Adapun, salah satu pejabat Gedung Putih secara terpisah mengatakan bahwa Presiden AS Donald Trump akan mengumumkan nama calon pemimpin The Fed pilihannya pada Kamis (2/11/2017). Pengumuman tersebut dilakukan sehari sebelum Trump melakukan kunjungannya ke sejumlah negara Asia seperti China, Jepang, Korea Selatan, Filipina dan Hawai selama 3-14 November 2017.
Di sela-sela agenda kunjungan kenegaraan itu, Trump juga akan menghadiri Asia-Pacific Economic Cooperation (APEC) pada 8-10 November di Vietnam.
Sejumlah ekonom menilai, dengam memilih Powell yang merupakan seorang bankir top yang telah mengenal The Fed secara mendalam, maka Trump akan memperoleh keuntungan ganda. Pertama, dia akan mendapatkan perubahan atau penyegaran dalam jajaran pejabat bank sentral. Kedua, Trump juga berpotensi menciptakan kondisi dan kebijakan ekonomi yang stabil pascaditinggalkan oleh Yellen.

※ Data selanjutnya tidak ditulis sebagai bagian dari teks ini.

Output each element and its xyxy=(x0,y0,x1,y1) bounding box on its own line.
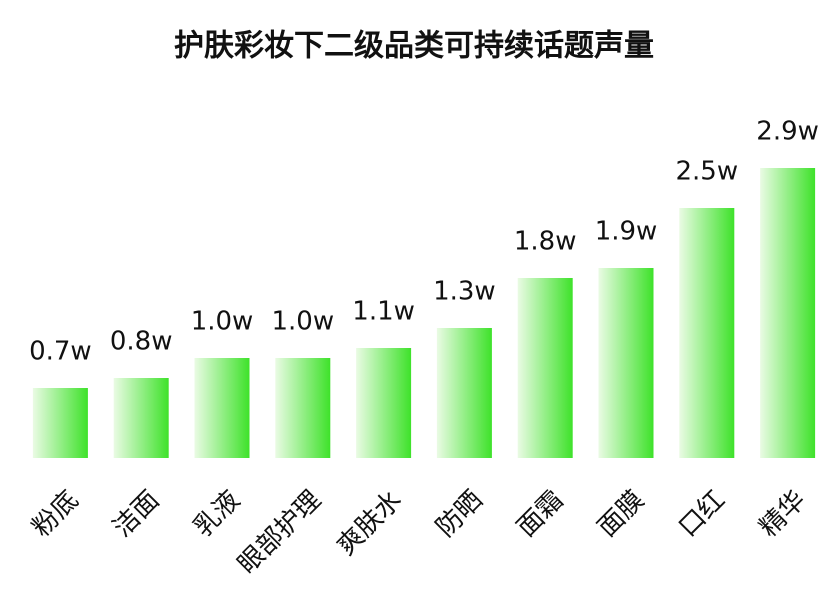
value-label: 1.1w xyxy=(352,297,415,327)
x-tick-label: 面霜 xyxy=(511,485,569,543)
value-label: 2.9w xyxy=(756,117,819,147)
bar xyxy=(436,328,492,458)
x-tick-label: 爽肤水 xyxy=(331,485,407,561)
bar xyxy=(760,168,816,458)
value-label: 1.8w xyxy=(514,227,577,257)
bar xyxy=(32,388,88,458)
x-tick-label: 口红 xyxy=(673,485,731,543)
bar xyxy=(679,208,735,458)
value-label: 0.8w xyxy=(110,327,173,357)
x-tick-label: 精华 xyxy=(754,485,812,543)
bar xyxy=(517,278,573,458)
bar xyxy=(113,378,169,458)
bar xyxy=(275,358,331,458)
bar xyxy=(356,348,412,458)
x-tick-label: 洁面 xyxy=(107,485,165,543)
x-tick-label: 眼部护理 xyxy=(232,485,327,580)
x-tick-label: 粉底 xyxy=(27,485,85,543)
value-label: 1.9w xyxy=(595,217,658,247)
x-tick-label: 防晒 xyxy=(431,485,489,543)
value-label: 1.0w xyxy=(271,307,334,337)
chart-title: 护肤彩妆下二级品类可持续话题声量 xyxy=(174,29,654,64)
x-tick-label: 乳液 xyxy=(188,485,246,543)
value-label: 1.0w xyxy=(191,307,254,337)
value-label: 1.3w xyxy=(433,277,496,307)
value-label: 0.7w xyxy=(29,337,92,367)
value-label: 2.5w xyxy=(675,157,738,187)
bar xyxy=(194,358,250,458)
x-tick-label: 面膜 xyxy=(592,485,650,543)
bar xyxy=(598,268,654,458)
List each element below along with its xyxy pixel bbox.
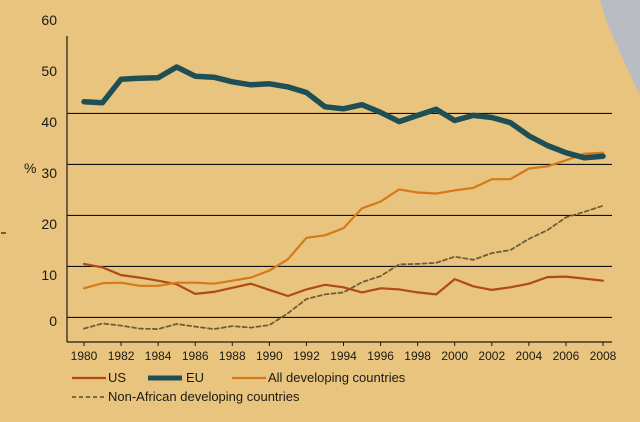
corner-decor [600,0,640,96]
series-line-all-developing-countries [82,151,605,290]
y-tick-label: 20 [41,216,57,232]
series-line-us [82,262,605,298]
x-tick-label: 2006 [553,349,580,363]
legend: US EU All developing countries Non-African … [72,370,406,404]
x-tick-label: 2008 [590,349,617,363]
y-tick-label: 50 [41,63,57,79]
x-tick-label: 1994 [330,349,357,363]
series-lines [81,64,606,331]
legend-label: Non-African developing countries [108,389,300,404]
y-tick-label: 0 [49,313,57,329]
grid-lines [67,112,612,318]
x-tick-label: 1998 [404,349,431,363]
x-tick-label: 2000 [441,349,468,363]
y-tick-label: 10 [41,267,57,283]
series-line-non-african-developing-countries [83,204,604,331]
x-tick-label: 2002 [478,349,505,363]
legend-label: US [108,370,126,385]
x-tick-label: 1990 [256,349,283,363]
x-tick-label: 1982 [108,349,135,363]
y-tick-labels: 0 10 20 30 40 50 60 [41,12,57,329]
y-tick-label: 40 [41,114,57,130]
x-tick-label: 1980 [71,349,98,363]
y-tick-label: 30 [41,165,57,181]
y-axis-label: % [24,160,36,176]
x-tick-label: 1988 [219,349,246,363]
x-tick-labels: 1980 1982 1984 1986 1988 1990 1992 1994 1996 1998… [71,342,617,363]
series-line-eu [81,64,606,161]
x-tick-label: 1986 [182,349,209,363]
y-tick-label: 60 [41,12,57,28]
legend-label: EU [186,370,204,385]
x-tick-label: 1996 [367,349,394,363]
x-tick-label: 1992 [293,349,320,363]
x-tick-label: 1984 [145,349,172,363]
x-tick-label: 2004 [516,349,543,363]
legend-label: All developing countries [268,370,406,385]
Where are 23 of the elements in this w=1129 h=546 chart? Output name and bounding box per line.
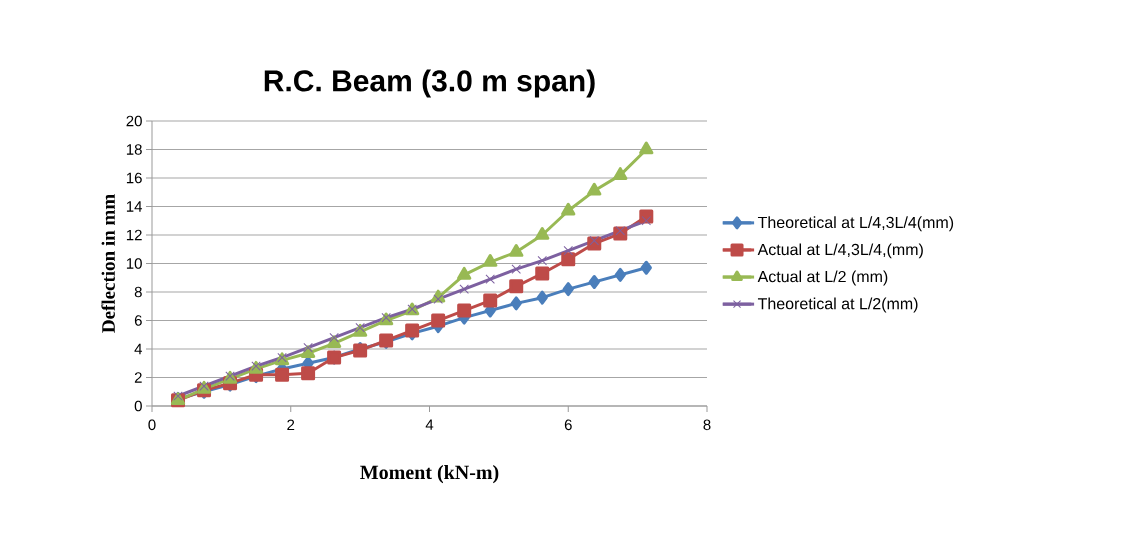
x-tick-label: 2 xyxy=(287,419,295,431)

Seperti diketahui, Powell telah menjadi Anggota Dewan Gubernur The Fed sejak 2012. Dia juga menjadi salah satu pendukung kebijkan Yellen yang cenderung dovish di masa kepemimpinannya. Dalam beberapa tahun terakhir, Powell juga telah menyampaikan kekhawatirannya pada laju inflasi yang lemah telah membuatnya mengambil pendekatan yang berhati-hati untuk menaikkan suku bunga.
"Powell tidak menyerang atau memiliki kecenderungan konfrontatif dengan orang lain, dan itu keuntungan besar di Washington. Dia adalah tipe orang yang bisa mendapatkan persetujuan dari Senat dan juga Pemerintah AS," kata John Silva, Kepala Ekonom Wells Fargo, seperti dikutip dari Reuters Selasa (10/31/2017).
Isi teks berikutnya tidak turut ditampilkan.